Minister of Finance Mihály Varga, pictured at an earlier press briefing (photo: MTI/Zsolt Szigetváry).
The proposals were made by the Hungarian Chamber of Commerce and Industry (MKIK), Varga was cited as saying by state news agency MTI. The Council will discuss two more proposals by the Ministry for Innovation and Technology and the National Bank of Hungary (MNB), before consolidating them in its own recommendation to be submitted to the government after July 10, he added.
MKIK Chairman László Parragh, another member of the Council, said the chamberʼs experts had drawn up the proposals at the request of Prime Minister Viktor Orbán. The proposals are based on a survey of about 1,600 businesses and include the observations of Hungaryʼs professional chambers, he added.
Disciplined and well thought-out economic policy, well-functioning economic subsystems, the efficient development of the state, tight fiscal policy, a shrinking tax wedge, improved productivity, trained labor, and constant adaptation to a changing global economy are all necessary for achieving sustainable growth, Parragh observed.

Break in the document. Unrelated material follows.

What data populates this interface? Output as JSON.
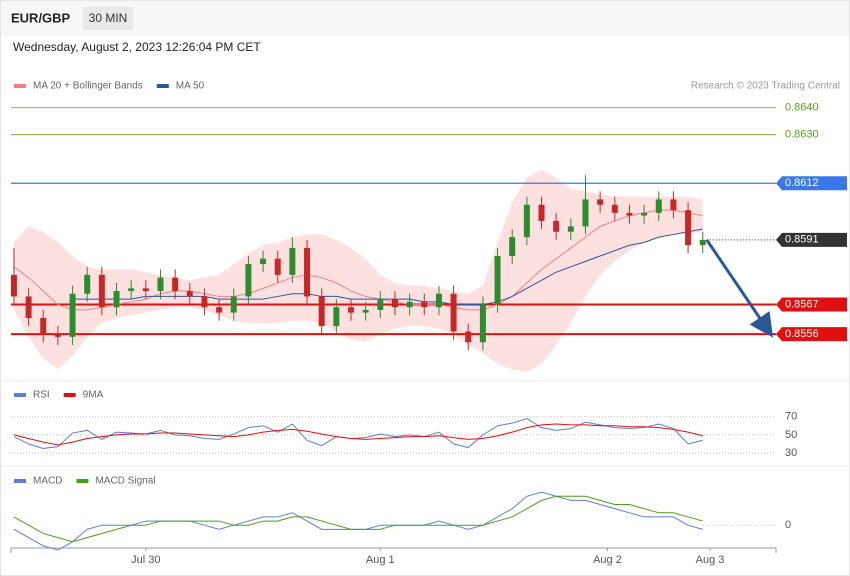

The chairman added that Hungaryʼs system for non-wage compensation needs simplifying as it contains almost a dozen elements, responding to a question about a government proposal to limit such compensation to the SZÉP voucher cards. The varying caps on non-wage compensation in the public and private sectors, as well as the fact that small companies hardly use such compensation, creates a competitive disadvantage, he noted.
The governmentʼs aim with the proposal is to maintain the level of non-wage compensation on which employers enjoy tax preferences and to prevent any increase in the burden for employees, Varga said.
The National Competitiveness Council, which held its inaugural meeting in spring of last year, is comprised of business leaders and experts and was established to make recommendations to the government to improve Hungaryʼs competitiveness.